Wall Street Journal
Viacom's Paramount Pictures will begin producing TV shows again -- "eight years after ceding that business to CBS Corp., which like Viacom is controlled by [Sumner] Redstone," writes Ben Fritz and William Launder. First project will be a series based on the movie "Beverly Hills Cop," which like the film will star Eddie Murphy. "The move is the latest sign of competition between CBS and Viacom, which were split at the end of 2005 in a move aimed at giving investors a clearer choice between Viacom as a pure play content business and CBS as a broadcaster."
Bloomberg
Outdoor Channel "received an unsolicited $227 million takeover bid from Kroenke Sports & Entertainment LLC," which it has begun discussing with the company -- putting in jeopardy a previously announced plan to merge with InterMedia Outdoor Holdings Inc., writes Crayton Harrison.
New York Times
This spring ABC Networks ABC, ABC Family and ESPN will begin offering "advertisers guarantees for video programming distributed both on television and online," writes Bill Carter. “We are seeing a rapidly growing demand for cross-platform deals,” is the money quote from Adam Gerber, vice president of sales development and marketing for ABC.
The Atlantic
Proving that so-called traditional media can still do a great job of analyzing the repercussions of the digital age, Emily Bazelon's excellent piece on how to stop cyberbullying is "the inside story of how experts at Facebook, computer scientists at MIT, and even members of the hacker collective Anonymous are hunting for solutions to an increasingly tricky problem."
New York Times
Keith Olbermann has been angling to get back to his old workplace, ESPN -- but so far the sports network's president, John Skipper, has "indicated that a return for Olbermann was not imminent," writes James Andrew Miller. Meanwhile, Olbermann "was in Los Angeles on Friday being deposed for a reported $70 million lawsuit he filed against his most recent employer, Current TV, with the trial expected to begin in May."
Deadline.com
New York legislators who had approved a tougher gun law are now looking to add an exemption for TV and movie productions filming in the state. "The revised law would allow filmmakers to use real weapons without real ammunition," according to Deadline.com reporters.
The Hollywood Reporter
NBC Universal is talking to "several Internet service providers" about providing them with "a full lineup of programming comparable to what it offers traditional pay TV providers,"

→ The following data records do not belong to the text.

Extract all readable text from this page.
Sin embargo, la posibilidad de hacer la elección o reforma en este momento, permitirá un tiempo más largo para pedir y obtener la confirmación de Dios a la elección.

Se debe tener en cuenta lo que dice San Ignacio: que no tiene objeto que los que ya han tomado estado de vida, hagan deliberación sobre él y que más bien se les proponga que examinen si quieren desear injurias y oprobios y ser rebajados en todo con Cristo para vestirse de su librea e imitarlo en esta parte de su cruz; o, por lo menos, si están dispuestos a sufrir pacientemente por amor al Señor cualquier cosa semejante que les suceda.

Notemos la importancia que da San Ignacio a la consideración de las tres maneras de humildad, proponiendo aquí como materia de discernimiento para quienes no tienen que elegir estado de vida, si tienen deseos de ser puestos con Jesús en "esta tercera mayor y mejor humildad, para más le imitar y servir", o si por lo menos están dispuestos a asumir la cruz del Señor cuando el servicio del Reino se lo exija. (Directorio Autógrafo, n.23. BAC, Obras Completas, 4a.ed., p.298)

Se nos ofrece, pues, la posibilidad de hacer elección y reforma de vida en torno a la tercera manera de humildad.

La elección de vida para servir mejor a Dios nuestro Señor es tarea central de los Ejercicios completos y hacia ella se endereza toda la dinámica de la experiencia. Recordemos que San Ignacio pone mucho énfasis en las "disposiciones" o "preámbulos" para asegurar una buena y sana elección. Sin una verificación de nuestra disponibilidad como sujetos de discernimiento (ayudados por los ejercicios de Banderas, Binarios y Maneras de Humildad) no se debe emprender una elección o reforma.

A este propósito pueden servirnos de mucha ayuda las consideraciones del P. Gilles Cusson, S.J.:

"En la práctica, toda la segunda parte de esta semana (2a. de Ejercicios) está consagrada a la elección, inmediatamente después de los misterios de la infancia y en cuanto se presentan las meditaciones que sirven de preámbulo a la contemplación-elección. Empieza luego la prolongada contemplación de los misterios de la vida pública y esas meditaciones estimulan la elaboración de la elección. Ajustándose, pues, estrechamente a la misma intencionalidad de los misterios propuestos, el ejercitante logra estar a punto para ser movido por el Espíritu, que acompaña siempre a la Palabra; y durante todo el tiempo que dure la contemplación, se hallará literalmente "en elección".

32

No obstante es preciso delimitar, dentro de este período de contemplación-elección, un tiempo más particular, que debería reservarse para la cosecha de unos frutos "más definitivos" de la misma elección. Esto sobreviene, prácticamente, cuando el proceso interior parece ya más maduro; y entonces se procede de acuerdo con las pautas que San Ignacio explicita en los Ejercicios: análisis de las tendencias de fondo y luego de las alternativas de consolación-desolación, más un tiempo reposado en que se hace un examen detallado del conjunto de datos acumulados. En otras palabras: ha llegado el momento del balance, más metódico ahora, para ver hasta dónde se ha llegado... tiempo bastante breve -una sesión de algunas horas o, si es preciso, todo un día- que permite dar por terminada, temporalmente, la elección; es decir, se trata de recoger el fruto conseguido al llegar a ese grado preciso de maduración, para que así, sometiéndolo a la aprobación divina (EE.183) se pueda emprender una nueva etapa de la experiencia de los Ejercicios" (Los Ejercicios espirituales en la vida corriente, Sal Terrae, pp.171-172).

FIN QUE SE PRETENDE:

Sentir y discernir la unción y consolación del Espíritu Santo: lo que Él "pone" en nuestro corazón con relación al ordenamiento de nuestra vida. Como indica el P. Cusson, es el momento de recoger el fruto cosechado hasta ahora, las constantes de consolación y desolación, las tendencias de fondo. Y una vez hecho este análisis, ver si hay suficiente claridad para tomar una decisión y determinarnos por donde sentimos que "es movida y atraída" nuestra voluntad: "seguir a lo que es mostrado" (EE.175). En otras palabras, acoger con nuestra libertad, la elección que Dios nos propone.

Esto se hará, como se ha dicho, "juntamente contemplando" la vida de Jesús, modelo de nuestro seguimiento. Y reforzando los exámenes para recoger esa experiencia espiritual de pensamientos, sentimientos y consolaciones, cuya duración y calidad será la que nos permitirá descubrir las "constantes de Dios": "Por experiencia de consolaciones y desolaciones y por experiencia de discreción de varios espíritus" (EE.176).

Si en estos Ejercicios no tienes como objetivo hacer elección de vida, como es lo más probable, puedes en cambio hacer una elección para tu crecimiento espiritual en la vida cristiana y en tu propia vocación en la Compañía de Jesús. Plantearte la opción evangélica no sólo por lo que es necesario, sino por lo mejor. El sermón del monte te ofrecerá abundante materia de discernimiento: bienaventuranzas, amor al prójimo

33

writes Multichannel News' Todd Spangler. That's official, on-the-record news, part of Comcast's annual report to the FCC. in less-official news -- according to "two high-level industry sources" -- NBC is considering an exit plan for "The Tonight Show"'s Jay Leno in which the host would retire after the 2013-2014 season, to be replaced by Jimmy Fallon. "Sources believe the network will bring in Fallon partly out of concern about the …
Bloomberg
Warren Buffett, whose Berkshire Hathway now owns 28 newspapers and will likely buy more, sees the independently owned Arkansas Democrat-Gazette as a role model for retaining circulation in the digital age. That the paper "was quick to charge for stories online as the industry shifted to the Internet," was a big part of its success, as Buffett notes in a letter to Berkshire shareholders paraphrased by Bloomberg reporters. "Local newspapers that deliver reliable information to 'tightly-bound communities' with a sensible Internet strategy will stay viable, Buffett wrote."